Diario de una Infeliz (Mi abuela predice el futuro)



Septiembre 13 de 1952.


La mujer es un animal de ideas cortas y cabellos largos. Yo, que tantas veces me he indignado al oír esta frase, ya creo que tuvo razón el que la dijo.
Otras veces creo que más razón tuvo el que dijo que las mujeres son seres de más sentimientos que pensamientos.
Porque debemos dejarnos llevar por nuestros sentimientos, porque los pensamientos nos pueden hacer mucho daño.
¿Que nos viene un hijo? Con cuánto amor nos prepararemos a recibirlo. Si es varón, será bueno e inteligente como Martí. Si es hembra, será linda y dulce. ¡Le gustará la música y aprenderá piano! ¡Es tan bello arrancar lindas melodías de ese instrumento!
O será maestra, una maestra que amará a los niños y se afanará por darles a todos el pan de la enseñanza. Y con estas ilusiones se arrulla la espera.
Pero hoy pobre mujer, no mires a tu derredor. Porque pueden morir tus dulces ilusiones. No contemples la miseria que acompañará a tu hijo desde antes de nacer. Quizás sea muy inteligente tu niño. Pero, ¿con qué contarás tú para desarrollar esa inteligencia?
Cuánto ahorro y trabajo no significa para una humilde madre de familia el solo hecho de que sus hijos puedan asistir todos los días a la escuela. Muchas veces se les rompen los zapatos y no hay con qué comprar otros. Y los cuadernos y lápices.
Cuando las niñas llegan a la edad de doce años más o menos, tienen que quedarse en la casa ayudando a la madre, y los varones tienen que trabajar para poder comprarse sus ropitas
y muchas veces para ayudar a la familia a comer.
Y luego cuando el muchacho crece, ¿dónde buscar trabajo? Porque para conseguir un trabajito hay que tener tres padrinos en el cielo.
Porque aquí ya nada más viven bien, los jugadores, los militares, los politicastros y los chulos. Los chulos sí, porque se ha desatado una moda de “meseras”, mujeres trabajando en bares que al mismo tiempo que despachan, bailan con todos los clientes que estén dispuestos a echar un nickel en la victrola. A la mayor parte de estas mujeres las controlan los guardias.
La corrupción llegando hasta el último rincón del país. Porque estoy viendo a muchas guajiras que empujadas por la miseria van a trabajar a esos bares. El trabajo es fácil y se pueden comprar todos los vestidos y adornos con que sueñan las jóvenes. Así se inician en el vicio del alcohol, porque tienen que acompañar a los clientes en las libaciones. Aprenden a fumar, y por ese camino llegan a la mayor desmoralización. Pobres mariposas de los campos de mi Cuba, al igual que las mariposas, sois flores de un día.
Cuando un gobierno corrompido se hace dueño de un país, corrompe hasta e1 último rincón do la vida nacional.
Encenegados en todos los vicios, no vemos los males que de ellos se derivan para la Patria y no tratamos de ponerles remedio a esos males.
El hambre nos hace pasar la noche soñando, y al otro día “cabalamos” lodos los sueños con el dinero de la comida.

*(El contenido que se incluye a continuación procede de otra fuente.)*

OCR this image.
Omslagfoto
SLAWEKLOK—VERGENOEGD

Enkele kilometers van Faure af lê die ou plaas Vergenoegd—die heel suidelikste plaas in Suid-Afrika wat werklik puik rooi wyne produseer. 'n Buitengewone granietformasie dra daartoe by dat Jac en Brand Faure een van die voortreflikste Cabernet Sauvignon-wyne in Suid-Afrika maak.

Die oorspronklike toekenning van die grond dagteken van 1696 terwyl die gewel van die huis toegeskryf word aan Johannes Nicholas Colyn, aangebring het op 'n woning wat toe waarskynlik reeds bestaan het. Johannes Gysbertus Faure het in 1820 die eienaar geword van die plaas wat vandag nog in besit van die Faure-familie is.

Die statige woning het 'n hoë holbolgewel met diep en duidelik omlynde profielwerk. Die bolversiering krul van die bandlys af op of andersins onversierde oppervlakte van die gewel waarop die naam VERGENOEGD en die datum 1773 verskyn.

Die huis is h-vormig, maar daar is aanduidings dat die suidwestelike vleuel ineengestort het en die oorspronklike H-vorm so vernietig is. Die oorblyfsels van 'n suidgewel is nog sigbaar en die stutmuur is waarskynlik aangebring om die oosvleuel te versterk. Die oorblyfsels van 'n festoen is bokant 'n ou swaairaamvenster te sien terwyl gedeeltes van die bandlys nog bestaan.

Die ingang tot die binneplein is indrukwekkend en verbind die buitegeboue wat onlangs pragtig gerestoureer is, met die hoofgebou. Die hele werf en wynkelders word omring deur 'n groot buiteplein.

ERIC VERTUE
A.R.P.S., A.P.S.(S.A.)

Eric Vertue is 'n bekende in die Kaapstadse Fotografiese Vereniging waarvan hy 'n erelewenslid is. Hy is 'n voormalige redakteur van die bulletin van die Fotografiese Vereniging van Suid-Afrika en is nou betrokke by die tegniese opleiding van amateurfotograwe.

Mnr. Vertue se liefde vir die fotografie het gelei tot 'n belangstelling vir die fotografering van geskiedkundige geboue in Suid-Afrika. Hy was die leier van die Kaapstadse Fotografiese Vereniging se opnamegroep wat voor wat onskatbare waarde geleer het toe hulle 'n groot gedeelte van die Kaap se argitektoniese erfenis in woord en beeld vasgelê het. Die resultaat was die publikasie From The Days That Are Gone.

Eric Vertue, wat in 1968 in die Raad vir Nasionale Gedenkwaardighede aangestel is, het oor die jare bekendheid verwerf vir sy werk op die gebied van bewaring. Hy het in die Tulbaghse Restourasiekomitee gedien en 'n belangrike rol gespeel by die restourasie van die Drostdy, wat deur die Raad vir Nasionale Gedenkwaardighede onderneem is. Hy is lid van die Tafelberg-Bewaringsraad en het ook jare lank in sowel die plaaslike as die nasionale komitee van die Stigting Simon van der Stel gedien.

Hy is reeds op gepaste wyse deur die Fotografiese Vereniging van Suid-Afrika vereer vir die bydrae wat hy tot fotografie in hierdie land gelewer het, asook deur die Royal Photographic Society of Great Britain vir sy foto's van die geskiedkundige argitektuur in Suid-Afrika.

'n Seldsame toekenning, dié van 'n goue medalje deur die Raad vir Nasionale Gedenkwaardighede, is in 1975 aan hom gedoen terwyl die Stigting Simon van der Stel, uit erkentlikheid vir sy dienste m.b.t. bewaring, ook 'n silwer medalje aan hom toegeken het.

Dinero que va a manos de los opulentos banqueros. Al bolitero, le loca una mínima parte. El bolitero es un pobre diablo que se ayuda a mal vivir, vendiendo la bolita, y esquilma a sus vecinos, tan pobres diablos como él. Yo he visto, madres de familias que han apuntado una mañana todo el dinero que disponían para el almuerzo. Y como no han ganado nada, ese día los hijos se han acostado con un poco de agua de azúcar en las barrigas.
También hay mujeres enviciadas. Las he visto amanecer con solamente 10 centavos en las manos, los cuales, en vez de comprar un pan, han empleado en una caja de cigarros, porque sin cigarros no pueden estar. No importa que los muchachos no tengan qué comer.
Malo es el vicio entre los hombres. Mil veces peor es entre las mujeres. Porque somos las mujeres las guardianes de la familia, las guías de los hombres y mujeres del día de mañana. ¿Qué clase de generación estamos preparando para el futuro?
Los otros días estuve hablando con Miguelito, el hijo del médico del pueblo; es un muchacho que terminó la primera enseñanza, y a pesar de los esfuerzos del padre no quiere seguir estudiando. ¿Para qué estudiar?, me dijo. ¿Para ser un pobre médico del pueblo como mi papá, que la mayor parte de las veces no cobra su trabajo porque sabe que los clientes no tienen con qué pagarle? Mi tío Pedro, que no estudió, es banquero de bolita y está riquísimo. O mi primo Eduardo, que es un político que se sabe mover y siempre "está en la papa”.
No supe qué contestarle a Miguelito.